Strategy: always additive, never breaking.
// v1
type OrderCreated_v1 struct {
OrderID string `json:"order_id"`
Amount int64 `json:"amount"`
}
// v2 — added fields, didn't remove any
type OrderCreated_v2 struct {
OrderID string `json:"order_id"`
Amount int64 `json:"amount"`
Currency string `json:"currency"` // New
CustomerID string `json:"customer_id"` // New
}
Consumers that only know v1 ignore the new fields (standard JSON behavior). New consumers can use the new fields.
For breaking changes, publish a new event type entirely:
// Don't modify OrderCreated
// Instead, publish OrderCreatedV2 alongside OrderCreated during migration
// Then deprecate OrderCreated after all consumers migrate
Dead Letter Queue with Context
When events fail, preserve the full context for debugging:
type DeadLetterEntry struct {
OriginalEvent Event `json:"original_event"`
Error string `json:"error"`
StackTrace string `json:"stack_trace"`
ConsumerGroup string `json:"consumer_group"`
Partition int `json:"partition"`
Offset int64 `json:"offset"`
FailedAt time.Time `json:"failed_at"`
RetryCount int `json:"retry_count"`
}
Build a simple UI or CLI tool to inspect, replay, and purge DLQ entries.
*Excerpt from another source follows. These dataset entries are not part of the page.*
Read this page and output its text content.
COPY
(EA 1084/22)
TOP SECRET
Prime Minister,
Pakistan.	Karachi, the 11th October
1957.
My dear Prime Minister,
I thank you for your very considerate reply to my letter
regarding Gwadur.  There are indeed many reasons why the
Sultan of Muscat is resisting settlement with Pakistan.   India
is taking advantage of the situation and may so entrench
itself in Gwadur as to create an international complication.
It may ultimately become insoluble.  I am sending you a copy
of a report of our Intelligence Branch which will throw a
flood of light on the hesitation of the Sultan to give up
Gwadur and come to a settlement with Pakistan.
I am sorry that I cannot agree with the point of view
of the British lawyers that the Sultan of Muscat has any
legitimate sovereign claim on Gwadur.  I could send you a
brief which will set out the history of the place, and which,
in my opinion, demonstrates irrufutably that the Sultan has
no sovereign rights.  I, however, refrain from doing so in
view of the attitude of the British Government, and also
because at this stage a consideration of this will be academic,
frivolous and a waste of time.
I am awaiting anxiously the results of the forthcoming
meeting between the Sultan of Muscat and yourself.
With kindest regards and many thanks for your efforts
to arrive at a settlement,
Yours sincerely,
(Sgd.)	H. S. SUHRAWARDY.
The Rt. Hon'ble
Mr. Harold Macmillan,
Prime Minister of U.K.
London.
This is the most-used debugging tool for event-driven systems.
Monitoring Checklist
- Consumer lag per group — are consumers keeping up?
- Event publish rate — is the system producing events?
- Processing error rate — are handlers failing?
- DLQ size — are poison events accumulating?
- End-to-end latency — time from publish to consumer processing
- Outbox relay lag — time between DB write and event publish
These patterns aren’t optional — they’re the minimum for running event-driven systems in production. Skip any one of them and you’ll feel the pain within weeks.